Background reflectance effects on vegetation indices at different LAI values in Black Spruce forest.
The effects of different backgrounds (moss, lichen, forest soil, and the mixed background of water and moss) on the selected vegetation indices (SAVI, OSAVI, MSAVI, MNDVI, RSR, MAVI, NDVI, and SR) are simulated using the 4-Scale model for the different LAI levels in Black Spruce forest. The results are similar to those of Figure 5, but RSR and MNDVI do not perform much better than other vegetation indices in reducing the effect of the mixed background of water and moss.
Figure 7.
Sensitivity of different vegetation indices to forest background reflectance.

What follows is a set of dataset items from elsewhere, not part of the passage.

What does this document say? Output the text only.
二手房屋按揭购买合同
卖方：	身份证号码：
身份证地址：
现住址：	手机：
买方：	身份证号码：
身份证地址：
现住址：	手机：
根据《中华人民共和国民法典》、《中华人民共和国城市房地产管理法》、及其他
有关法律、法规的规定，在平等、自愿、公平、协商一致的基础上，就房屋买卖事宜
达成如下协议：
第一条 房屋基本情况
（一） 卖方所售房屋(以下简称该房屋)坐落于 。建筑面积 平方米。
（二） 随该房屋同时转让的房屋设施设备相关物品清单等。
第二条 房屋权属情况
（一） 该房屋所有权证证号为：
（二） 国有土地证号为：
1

The background reflectance strongly affects the values of SAVI, OSAVI, MSAVI, and NDVI in both Jack Pine and Black Spruce forests as the LAI values are less than 2, leading to larger TVI values of them compared with other vegetation indices. RSR and MNDVI present small TVI values at low LAI values, indicating that the background reflectance effects on them are smaller than other vegetation indices. MAVI has relatively small TVI values over the entire LAI ranges in both Jack Pine and Black Spruce forests. The results demonstrate that MAVI that combines the red, NIR and SWIR reflectance can reduce the effects of background reflectance on forest canopy LAI retrieval.
Figure 8.
Variations of different vegetation indices with aspects in 5-degree slope intervals in Maoershan Mountain forest.

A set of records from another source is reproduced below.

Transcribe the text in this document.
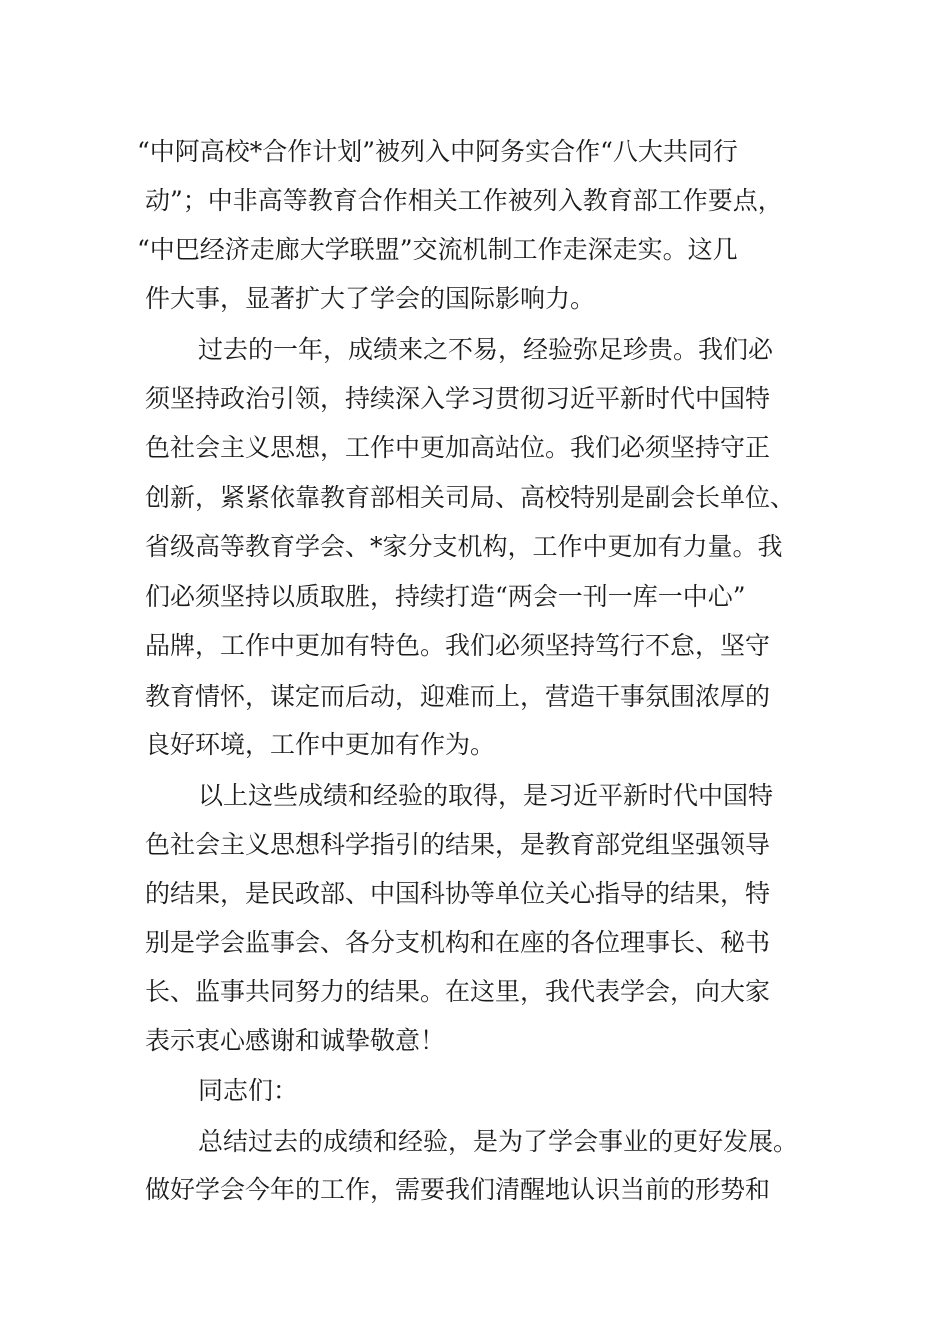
“中阿高校*合作计划”被列入中阿务实合作“八大共同行
动”；中非高等教育合作相关工作被列入教育部工作要点，
“中巴经济走廊大学联盟”交流机制工作走深走实。这几
件大事，显著扩大了学会的国际影响力。
过去的一年，成绩来之不易，经验弥足珍贵。我们必
须坚持政治引领，持续深入学习贯彻习近平新时代中国特
色社会主义思想，工作中更加高站位。我们必须坚持守正
创新，紧紧依靠教育部相关司局、高校特别是副会长单位、
省级高等教育学会、*家分支机构，工作中更加有力量。我
们必须坚持以质取胜，持续打造“两会一刊一库一中心”
品牌，工作中更加有特色。我们必须坚持笃行不怠，坚守
教育情怀，谋定而后动，迎难而上，营造干事氛围浓厚的
良好环境，工作中更加有作为。
以上这些成绩和经验的取得，是习近平新时代中国特
色社会主义思想科学指引的结果，是教育部党组坚强领导
的结果，是民政部、中国科协等单位关心指导的结果，特
别是学会监事会、各分支机构和在座的各位理事长、秘书
长、监事共同努力的结果。在这里，我代表学会，向大家
表示衷心感谢和诚挚敬意！
同志们：
总结过去的成绩和经验，是为了学会事业的更好发展。
做好学会今年的工作，需要我们清醒地认识当前的形势和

The polar angle represents aspect, and the radius represents the mean values of each VIs at a given aspect on different slopes. Topography strongly affects RSR and MNDVI, resulting in negative biases on sun-facing slopes and positive biases on sun-backing slopes. The values of SR, NDVI, and MAVI increase as the slope increases, which is similar to the changes of forest age with slope. It can be inferred that vegetation indices expressed in band-ratio form are able to remove a large proportion of topographical noise.
Figure 9.
Effects of slope variations on different vegetation indices.
Note: (A) the coefficient of variation (CV) of each vegetation index varies with slopes, (B) the R2 values of linear correlations between vegetation indices and the cosine of the incidence angle vary with slopes. The CV values of MNDVI vary from 5.32% to 13.02% corresponding to the slopes from 5° to 25°, which shows the largest topographical noise among all the selected vegetation indices. RSR has the second largest CV values ranging from 7.09% to 9.81%. SR presents a medium CV values in the range from 3.14% to 5.37%. The CV values are quite small for NDVI and MAVI ranging from 0.64% to 1.92% and from 0.80% to 2.56%, respectively, implying that NDVI and MAVI can remove much of topographic noise through expressing in band-ratio form. The conclusions based on R2 are also similar.